For the year ended March 2013, Cairn reported a 52% year-on-year jump in profit after tax to Rs12,056 crore, riding on revenues of Rs17,524 crore, a jump of 48%.

Speculation has been rife that Vedanta Resources will use Cairn India’s reserves to buy its erstwhile parent, Cairn Energy.

Elango pointed out that Cairn Energy has earlier denied any such plan.

He, however, did not give a straight answer to queries on when the company hopes to reach its ambitious 300,000 barrels per day (bpd) production target. “That is the company’s eventual production target from the basin and we are working on an aggressive exploration and appraisal programme to achieve that.”

The company will close the current fiscal with a production rate of 200,000-215,000 bpd from the current 175,000 bpd, said Elango.

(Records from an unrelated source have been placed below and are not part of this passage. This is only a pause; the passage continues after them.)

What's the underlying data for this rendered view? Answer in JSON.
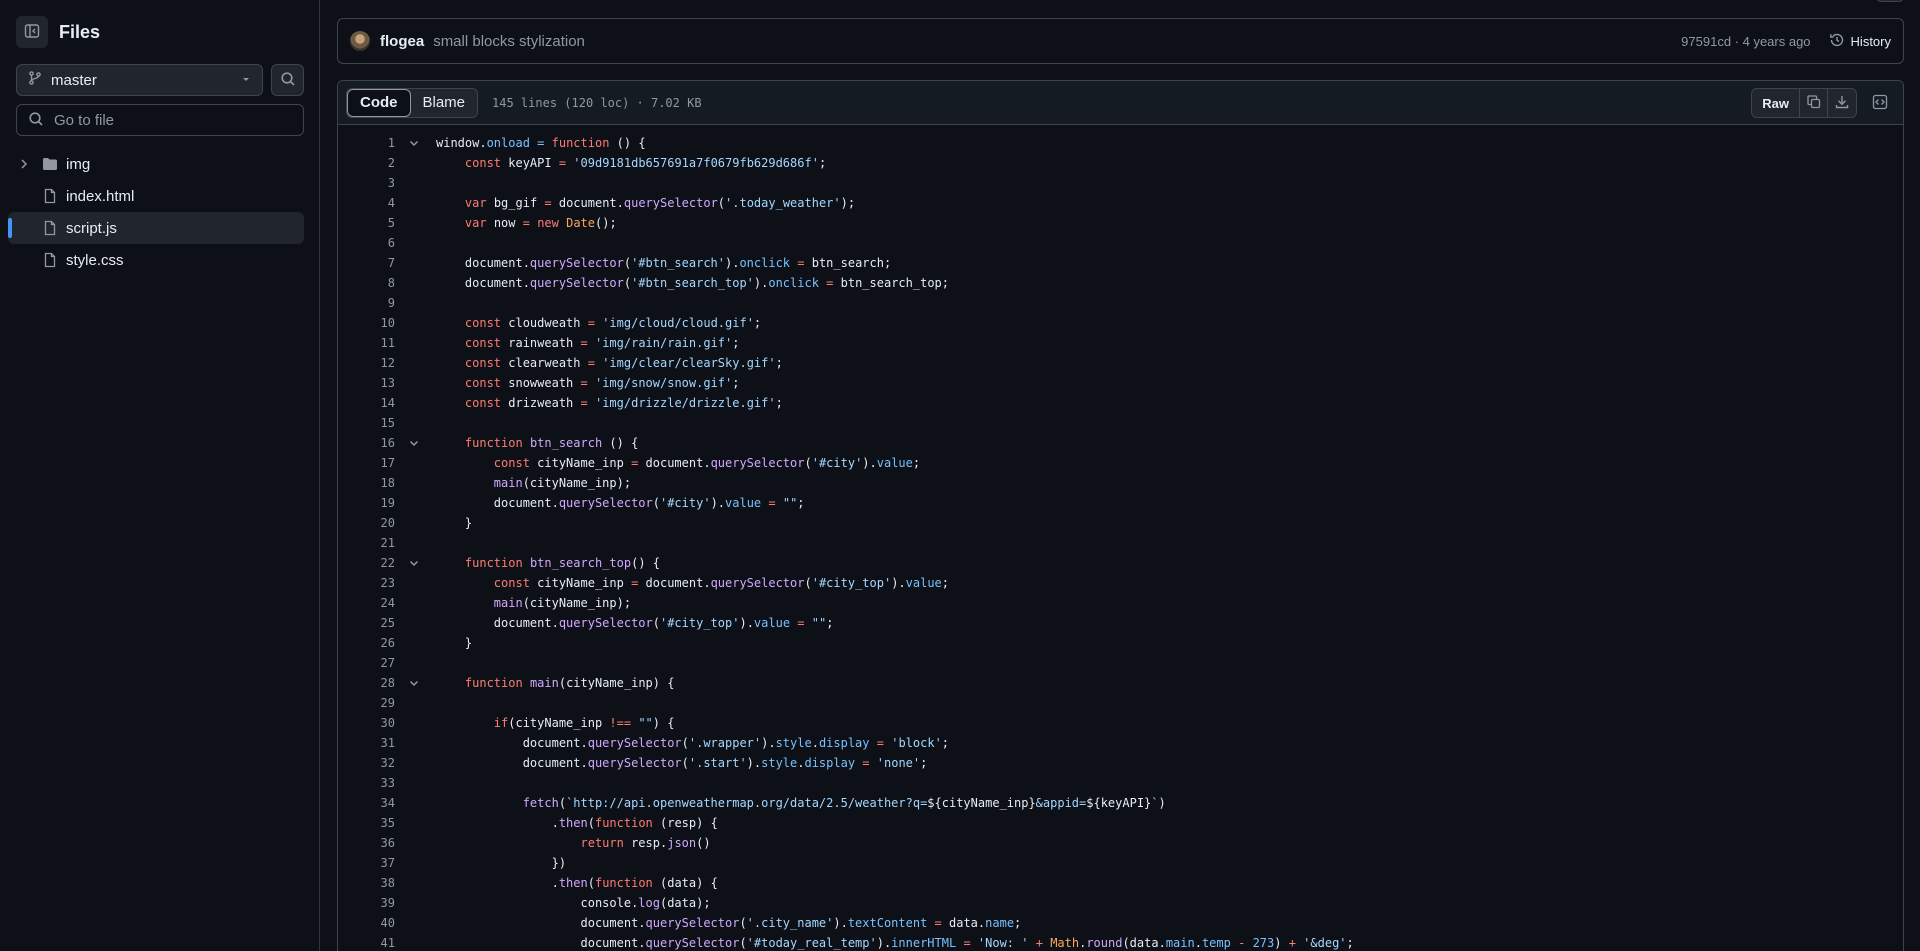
{
  "sidebar": {
    "title": "Files",
    "branch": "master",
    "goto_placeholder": "Go to file",
    "tree": [
      {
        "name": "img",
        "type": "folder",
        "active": false
      },
      {
        "name": "index.html",
        "type": "file",
        "active": false
      },
      {
        "name": "script.js",
        "type": "file",
        "active": true
      },
      {
        "name": "style.css",
        "type": "file",
        "active": false
      }
    ]
  },
  "commit": {
    "author": "flogea",
    "message": "small blocks stylization",
    "meta": "97591cd · 4 years ago",
    "history_label": "History"
  },
  "file": {
    "tabs": [
      {
        "label": "Code",
        "selected": true
      },
      {
        "label": "Blame",
        "selected": false
      }
    ],
    "info": "145 lines (120 loc) · 7.02 KB",
    "raw_label": "Raw"
  },
  "colors": {
    "keyword": "#ff7b72",
    "string": "#a5d6ff",
    "function": "#d2a8ff",
    "property": "#79c0ff",
    "builtin": "#ffa657",
    "accent": "#4493f8"
  },
  "code": [
    {
      "n": "1",
      "fold": true,
      "t": [
        [
          "",
          "window."
        ],
        [
          "p",
          "onload"
        ],
        [
          "p",
          " = "
        ],
        [
          "k",
          "function"
        ],
        [
          "",
          " () {"
        ]
      ]
    },
    {
      "n": "2",
      "t": [
        [
          "",
          "    "
        ],
        [
          "k",
          "const"
        ],
        [
          "",
          " keyAPI "
        ],
        [
          "k",
          "="
        ],
        [
          "",
          " "
        ],
        [
          "s",
          "'09d9181db657691a7f0679fb629d686f'"
        ],
        [
          "",
          ";"
        ]
      ]
    },
    {
      "n": "3",
      "t": [
        [
          "",
          ""
        ]
      ]
    },
    {
      "n": "4",
      "t": [
        [
          "",
          "    "
        ],
        [
          "k",
          "var"
        ],
        [
          "",
          " bg_gif "
        ],
        [
          "k",
          "="
        ],
        [
          "",
          " document."
        ],
        [
          "f",
          "querySelector"
        ],
        [
          "",
          "("
        ],
        [
          "s",
          "'.today_weather'"
        ],
        [
          "",
          ");"
        ]
      ]
    },
    {
      "n": "5",
      "t": [
        [
          "",
          "    "
        ],
        [
          "k",
          "var"
        ],
        [
          "",
          " now "
        ],
        [
          "k",
          "="
        ],
        [
          "",
          " "
        ],
        [
          "k",
          "new"
        ],
        [
          "",
          " "
        ],
        [
          "o",
          "Date"
        ],
        [
          "",
          "();"
        ]
      ]
    },
    {
      "n": "6",
      "t": [
        [
          "",
          ""
        ]
      ]
    },
    {
      "n": "7",
      "t": [
        [
          "",
          "    document."
        ],
        [
          "f",
          "querySelector"
        ],
        [
          "",
          "("
        ],
        [
          "s",
          "'#btn_search'"
        ],
        [
          "",
          ")."
        ],
        [
          "p",
          "onclick"
        ],
        [
          "",
          " "
        ],
        [
          "k",
          "="
        ],
        [
          "",
          " btn_search;"
        ]
      ]
    },
    {
      "n": "8",
      "t": [
        [
          "",
          "    document."
        ],
        [
          "f",
          "querySelector"
        ],
        [
          "",
          "("
        ],
        [
          "s",
          "'#btn_search_top'"
        ],
        [
          "",
          ")."
        ],
        [
          "p",
          "onclick"
        ],
        [
          "",
          " "
        ],
        [
          "k",
          "="
        ],
        [
          "",
          " btn_search_top;"
        ]
      ]
    },
    {
      "n": "9",
      "t": [
        [
          "",
          ""
        ]
      ]
    },
    {
      "n": "10",
      "t": [
        [
          "",
          "    "
        ],
        [
          "k",
          "const"
        ],
        [
          "",
          " cloudweath "
        ],
        [
          "k",
          "="
        ],
        [
          "",
          " "
        ],
        [
          "s",
          "'img/cloud/cloud.gif'"
        ],
        [
          "",
          ";"
        ]
      ]
    },
    {
      "n": "11",
      "t": [
        [
          "",
          "    "
        ],
        [
          "k",
          "const"
        ],
        [
          "",
          " rainweath "
        ],
        [
          "k",
          "="
        ],
        [
          "",
          " "
        ],
        [
          "s",
          "'img/rain/rain.gif'"
        ],
        [
          "",
          ";"
        ]
      ]
    },
    {
      "n": "12",
      "t": [
        [
          "",
          "    "
        ],
        [
          "k",
          "const"
        ],
        [
          "",
          " clearweath "
        ],
        [
          "k",
          "="
        ],
        [
          "",
          " "
        ],
        [
          "s",
          "'img/clear/clearSky.gif'"
        ],
        [
          "",
          ";"
        ]
      ]
    },
    {
      "n": "13",
      "t": [
        [
          "",
          "    "
        ],
        [
          "k",
          "const"
        ],
        [
          "",
          " snowweath "
        ],
        [
          "k",
          "="
        ],
        [
          "",
          " "
        ],
        [
          "s",
          "'img/snow/snow.gif'"
        ],
        [
          "",
          ";"
        ]
      ]
    },
    {
      "n": "14",
      "t": [
        [
          "",
          "    "
        ],
        [
          "k",
          "const"
        ],
        [
          "",
          " drizweath "
        ],
        [
          "k",
          "="
        ],
        [
          "",
          " "
        ],
        [
          "s",
          "'img/drizzle/drizzle.gif'"
        ],
        [
          "",
          ";"
        ]
      ]
    },
    {
      "n": "15",
      "t": [
        [
          "",
          ""
        ]
      ]
    },
    {
      "n": "16",
      "fold": true,
      "t": [
        [
          "",
          "    "
        ],
        [
          "k",
          "function"
        ],
        [
          "",
          " "
        ],
        [
          "f",
          "btn_search"
        ],
        [
          "",
          " () {"
        ]
      ]
    },
    {
      "n": "17",
      "t": [
        [
          "",
          "        "
        ],
        [
          "k",
          "const"
        ],
        [
          "",
          " cityName_inp "
        ],
        [
          "k",
          "="
        ],
        [
          "",
          " document."
        ],
        [
          "f",
          "querySelector"
        ],
        [
          "",
          "("
        ],
        [
          "s",
          "'#city'"
        ],
        [
          "",
          ")."
        ],
        [
          "p",
          "value"
        ],
        [
          "",
          ";"
        ]
      ]
    },
    {
      "n": "18",
      "t": [
        [
          "",
          "        "
        ],
        [
          "f",
          "main"
        ],
        [
          "",
          "(cityName_inp);"
        ]
      ]
    },
    {
      "n": "19",
      "t": [
        [
          "",
          "        document."
        ],
        [
          "f",
          "querySelector"
        ],
        [
          "",
          "("
        ],
        [
          "s",
          "'#city'"
        ],
        [
          "",
          ")."
        ],
        [
          "p",
          "value"
        ],
        [
          "",
          " "
        ],
        [
          "k",
          "="
        ],
        [
          "",
          " "
        ],
        [
          "s",
          "\"\""
        ],
        [
          "",
          ";"
        ]
      ]
    },
    {
      "n": "20",
      "t": [
        [
          "",
          "    }"
        ]
      ]
    },
    {
      "n": "21",
      "t": [
        [
          "",
          ""
        ]
      ]
    },
    {
      "n": "22",
      "fold": true,
      "t": [
        [
          "",
          "    "
        ],
        [
          "k",
          "function"
        ],
        [
          "",
          " "
        ],
        [
          "f",
          "btn_search_top"
        ],
        [
          "",
          "() {"
        ]
      ]
    },
    {
      "n": "23",
      "t": [
        [
          "",
          "        "
        ],
        [
          "k",
          "const"
        ],
        [
          "",
          " cityName_inp "
        ],
        [
          "k",
          "="
        ],
        [
          "",
          " document."
        ],
        [
          "f",
          "querySelector"
        ],
        [
          "",
          "("
        ],
        [
          "s",
          "'#city_top'"
        ],
        [
          "",
          ")."
        ],
        [
          "p",
          "value"
        ],
        [
          "",
          ";"
        ]
      ]
    },
    {
      "n": "24",
      "t": [
        [
          "",
          "        "
        ],
        [
          "f",
          "main"
        ],
        [
          "",
          "(cityName_inp);"
        ]
      ]
    },
    {
      "n": "25",
      "t": [
        [
          "",
          "        document."
        ],
        [
          "f",
          "querySelector"
        ],
        [
          "",
          "("
        ],
        [
          "s",
          "'#city_top'"
        ],
        [
          "",
          ")."
        ],
        [
          "p",
          "value"
        ],
        [
          "",
          " "
        ],
        [
          "k",
          "="
        ],
        [
          "",
          " "
        ],
        [
          "s",
          "\"\""
        ],
        [
          "",
          ";"
        ]
      ]
    },
    {
      "n": "26",
      "t": [
        [
          "",
          "    }"
        ]
      ]
    },
    {
      "n": "27",
      "t": [
        [
          "",
          ""
        ]
      ]
    },
    {
      "n": "28",
      "fold": true,
      "t": [
        [
          "",
          "    "
        ],
        [
          "k",
          "function"
        ],
        [
          "",
          " "
        ],
        [
          "f",
          "main"
        ],
        [
          "",
          "(cityName_inp) {"
        ]
      ]
    },
    {
      "n": "29",
      "t": [
        [
          "",
          ""
        ]
      ]
    },
    {
      "n": "30",
      "t": [
        [
          "",
          "        "
        ],
        [
          "k",
          "if"
        ],
        [
          "",
          "(cityName_inp "
        ],
        [
          "k",
          "!=="
        ],
        [
          "",
          " "
        ],
        [
          "s",
          "\"\""
        ],
        [
          "",
          ") {"
        ]
      ]
    },
    {
      "n": "31",
      "t": [
        [
          "",
          "            document."
        ],
        [
          "f",
          "querySelector"
        ],
        [
          "",
          "("
        ],
        [
          "s",
          "'.wrapper'"
        ],
        [
          "",
          ")."
        ],
        [
          "p",
          "style"
        ],
        [
          "",
          "."
        ],
        [
          "p",
          "display"
        ],
        [
          "",
          " "
        ],
        [
          "k",
          "="
        ],
        [
          "",
          " "
        ],
        [
          "s",
          "'block'"
        ],
        [
          "",
          ";"
        ]
      ]
    },
    {
      "n": "32",
      "t": [
        [
          "",
          "            document."
        ],
        [
          "f",
          "querySelector"
        ],
        [
          "",
          "("
        ],
        [
          "s",
          "'.start'"
        ],
        [
          "",
          ")."
        ],
        [
          "p",
          "style"
        ],
        [
          "",
          "."
        ],
        [
          "p",
          "display"
        ],
        [
          "",
          " "
        ],
        [
          "k",
          "="
        ],
        [
          "",
          " "
        ],
        [
          "s",
          "'none'"
        ],
        [
          "",
          ";"
        ]
      ]
    },
    {
      "n": "33",
      "t": [
        [
          "",
          ""
        ]
      ]
    },
    {
      "n": "34",
      "t": [
        [
          "",
          "            "
        ],
        [
          "f",
          "fetch"
        ],
        [
          "",
          "("
        ],
        [
          "s",
          "`http://api.openweathermap.org/data/2.5/weather?q="
        ],
        [
          "",
          "${cityName_inp}"
        ],
        [
          "s",
          "&appid="
        ],
        [
          "",
          "${keyAPI}"
        ],
        [
          "s",
          "`"
        ],
        [
          "",
          ")"
        ]
      ]
    },
    {
      "n": "35",
      "t": [
        [
          "",
          "                ."
        ],
        [
          "f",
          "then"
        ],
        [
          "",
          "("
        ],
        [
          "k",
          "function"
        ],
        [
          "",
          " (resp) {"
        ]
      ]
    },
    {
      "n": "36",
      "t": [
        [
          "",
          "                    "
        ],
        [
          "k",
          "return"
        ],
        [
          "",
          " resp."
        ],
        [
          "f",
          "json"
        ],
        [
          "",
          "()"
        ]
      ]
    },
    {
      "n": "37",
      "t": [
        [
          "",
          "                })"
        ]
      ]
    },
    {
      "n": "38",
      "t": [
        [
          "",
          "                ."
        ],
        [
          "f",
          "then"
        ],
        [
          "",
          "("
        ],
        [
          "k",
          "function"
        ],
        [
          "",
          " (data) {"
        ]
      ]
    },
    {
      "n": "39",
      "t": [
        [
          "",
          "                    console."
        ],
        [
          "f",
          "log"
        ],
        [
          "",
          "(data);"
        ]
      ]
    },
    {
      "n": "40",
      "t": [
        [
          "",
          "                    document."
        ],
        [
          "f",
          "querySelector"
        ],
        [
          "",
          "("
        ],
        [
          "s",
          "'.city_name'"
        ],
        [
          "",
          ")."
        ],
        [
          "p",
          "textContent"
        ],
        [
          "",
          " "
        ],
        [
          "k",
          "="
        ],
        [
          "",
          " data."
        ],
        [
          "p",
          "name"
        ],
        [
          "",
          ";"
        ]
      ]
    },
    {
      "n": "41",
      "t": [
        [
          "",
          "                    document."
        ],
        [
          "f",
          "querySelector"
        ],
        [
          "",
          "("
        ],
        [
          "s",
          "'#today_real_temp'"
        ],
        [
          "",
          ")."
        ],
        [
          "p",
          "innerHTML"
        ],
        [
          "",
          " "
        ],
        [
          "k",
          "="
        ],
        [
          "",
          " "
        ],
        [
          "s",
          "'Now: '"
        ],
        [
          "",
          " "
        ],
        [
          "k",
          "+"
        ],
        [
          "",
          " "
        ],
        [
          "o",
          "Math"
        ],
        [
          "",
          "."
        ],
        [
          "f",
          "round"
        ],
        [
          "",
          "(data."
        ],
        [
          "p",
          "main"
        ],
        [
          "",
          "."
        ],
        [
          "p",
          "temp"
        ],
        [
          "",
          " "
        ],
        [
          "k",
          "-"
        ],
        [
          "",
          " "
        ],
        [
          "p",
          "273"
        ],
        [
          "",
          ") "
        ],
        [
          "k",
          "+"
        ],
        [
          "",
          " "
        ],
        [
          "s",
          "'&deg'"
        ],
        [
          "",
          ";"
        ]
      ]
    }
  ]
}
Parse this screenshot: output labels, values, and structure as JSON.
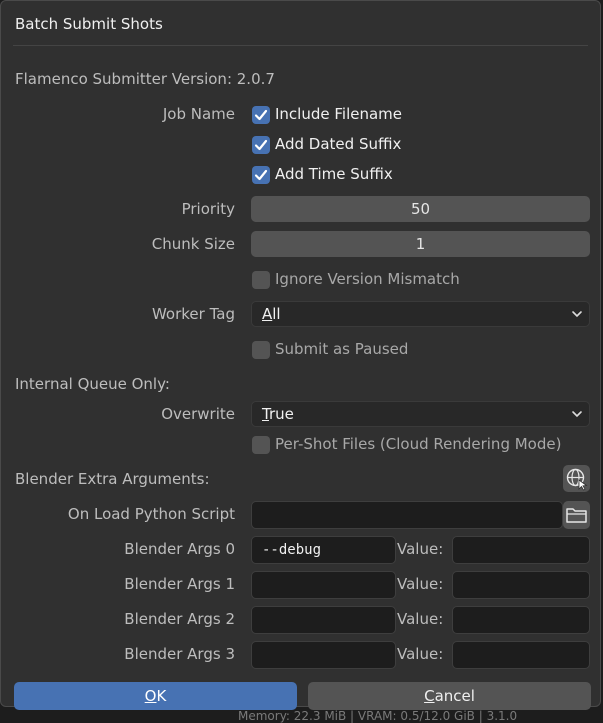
{
  "dialog": {
    "title": "Batch Submit Shots",
    "version_text": "Flamenco Submitter Version: 2.0.7"
  },
  "job_name": {
    "label": "Job Name",
    "include_filename": {
      "label": "Include Filename",
      "checked": true
    },
    "add_dated_suffix": {
      "label": "Add Dated Suffix",
      "checked": true
    },
    "add_time_suffix": {
      "label": "Add Time Suffix",
      "checked": true
    }
  },
  "priority": {
    "label": "Priority",
    "value": "50"
  },
  "chunk_size": {
    "label": "Chunk Size",
    "value": "1"
  },
  "ignore_version_mismatch": {
    "label": "Ignore Version Mismatch",
    "checked": false
  },
  "worker_tag": {
    "label": "Worker Tag",
    "value": "All",
    "underline": "A",
    "rest": "ll"
  },
  "submit_paused": {
    "label": "Submit as Paused",
    "checked": false
  },
  "internal_queue": {
    "heading": "Internal Queue Only:",
    "overwrite_label": "Overwrite",
    "overwrite_value": "True",
    "overwrite_underline": "T",
    "overwrite_rest": "rue",
    "per_shot_files": {
      "label": "Per-Shot Files (Cloud Rendering Mode)",
      "checked": false
    }
  },
  "extra_args": {
    "heading": "Blender Extra Arguments:",
    "on_load_label": "On Load Python Script",
    "on_load_value": "",
    "value_label": "Value:",
    "rows": [
      {
        "label": "Blender Args 0",
        "arg": "--debug",
        "value": ""
      },
      {
        "label": "Blender Args 1",
        "arg": "",
        "value": ""
      },
      {
        "label": "Blender Args 2",
        "arg": "",
        "value": ""
      },
      {
        "label": "Blender Args 3",
        "arg": "",
        "value": ""
      }
    ]
  },
  "buttons": {
    "ok_underline": "O",
    "ok_rest": "K",
    "cancel_underline": "C",
    "cancel_rest": "ancel"
  },
  "background": {
    "partial_text": "Memory: 22.3 MiB | VRAM: 0.5/12.0 GiB | 3.1.0"
  },
  "colors": {
    "accent": "#4772b3",
    "panel": "#303030",
    "field": "#545454"
  },
  "icons": [
    "checkmark-icon",
    "chevron-down-icon",
    "globe-cursor-icon",
    "folder-icon"
  ]
}
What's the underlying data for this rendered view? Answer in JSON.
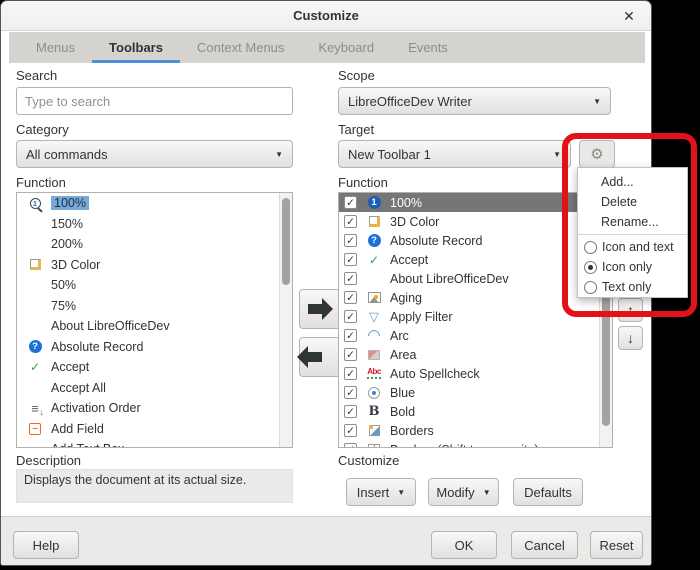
{
  "window": {
    "title": "Customize"
  },
  "icons": {
    "close": "✕",
    "gear": "⚙",
    "up": "↑",
    "down": "↓",
    "caret": "▼",
    "check": "✓"
  },
  "tabs": [
    {
      "label": "Menus",
      "active": false
    },
    {
      "label": "Toolbars",
      "active": true
    },
    {
      "label": "Context Menus",
      "active": false
    },
    {
      "label": "Keyboard",
      "active": false
    },
    {
      "label": "Events",
      "active": false
    }
  ],
  "left": {
    "search_label": "Search",
    "search_placeholder": "Type to search",
    "category_label": "Category",
    "category_value": "All commands",
    "function_label": "Function",
    "items": [
      {
        "icon": "zoom-100-icon",
        "label": "100%",
        "selected": true
      },
      {
        "icon": "",
        "label": "150%"
      },
      {
        "icon": "",
        "label": "200%"
      },
      {
        "icon": "3d-color-icon",
        "label": "3D Color"
      },
      {
        "icon": "",
        "label": "50%"
      },
      {
        "icon": "",
        "label": "75%"
      },
      {
        "icon": "",
        "label": "About LibreOfficeDev"
      },
      {
        "icon": "help-circle-icon",
        "label": "Absolute Record"
      },
      {
        "icon": "check-icon",
        "label": "Accept"
      },
      {
        "icon": "",
        "label": "Accept All"
      },
      {
        "icon": "activation-order-icon",
        "label": "Activation Order"
      },
      {
        "icon": "add-field-icon",
        "label": "Add Field"
      },
      {
        "icon": "",
        "label": "Add Text Box"
      }
    ]
  },
  "right": {
    "scope_label": "Scope",
    "scope_value": "LibreOfficeDev Writer",
    "target_label": "Target",
    "target_value": "New Toolbar 1",
    "function_label": "Function",
    "items": [
      {
        "icon": "info-1-icon",
        "label": "100%",
        "checked": true,
        "selected": true
      },
      {
        "icon": "3d-color-icon",
        "label": "3D Color",
        "checked": true
      },
      {
        "icon": "help-circle-icon",
        "label": "Absolute Record",
        "checked": true
      },
      {
        "icon": "check-icon",
        "label": "Accept",
        "checked": true
      },
      {
        "icon": "",
        "label": "About LibreOfficeDev",
        "checked": true
      },
      {
        "icon": "image-icon",
        "label": "Aging",
        "checked": true
      },
      {
        "icon": "funnel-icon",
        "label": "Apply Filter",
        "checked": true
      },
      {
        "icon": "arc-icon",
        "label": "Arc",
        "checked": true
      },
      {
        "icon": "area-icon",
        "label": "Area",
        "checked": true
      },
      {
        "icon": "spellcheck-icon",
        "label": "Auto Spellcheck",
        "checked": true
      },
      {
        "icon": "palette-icon",
        "label": "Blue",
        "checked": true
      },
      {
        "icon": "bold-icon",
        "label": "Bold",
        "checked": true
      },
      {
        "icon": "borders-icon",
        "label": "Borders",
        "checked": true
      },
      {
        "icon": "borders-shift-icon",
        "label": "Borders (Shift to overwrite)",
        "checked": true
      }
    ]
  },
  "popup": {
    "actions": [
      "Add...",
      "Delete",
      "Rename..."
    ],
    "radios": [
      {
        "label": "Icon and text",
        "selected": false
      },
      {
        "label": "Icon only",
        "selected": true
      },
      {
        "label": "Text only",
        "selected": false
      }
    ]
  },
  "description": {
    "label": "Description",
    "text": "Displays the document at its actual size."
  },
  "customize": {
    "label": "Customize",
    "insert_label": "Insert",
    "modify_label": "Modify",
    "defaults_label": "Defaults"
  },
  "footer": {
    "help": "Help",
    "ok": "OK",
    "cancel": "Cancel",
    "reset": "Reset"
  },
  "colors": {
    "accent": "#4a90d9",
    "annotation": "#e31219",
    "selection_left": "#7aa9d8",
    "selection_right": "#767676"
  }
}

According to him, Cairn plans to drill over 450 wells in the Rajasthan block over a period of three years, including 100 exploration and appraisal wells, and that 50% of the prospective resource volume will be tested in the very first year.

It is also developing the prolific Barmer Hill in the basin, which is expected to start production this fiscal.

Cairn has submitted an integrated block development plan to the government which seeks to expedite the entire approval process and reduce the time cycle between “discovery and delivery” of output from the basin.

It expects to sustain the Mangala oil field at its plateau production level this fiscal and will extend the plateau by drilling more infill wells in the field coupled with enhanced oil recovery techniques, usually used for extracting more hydrocarbons from ageing fields.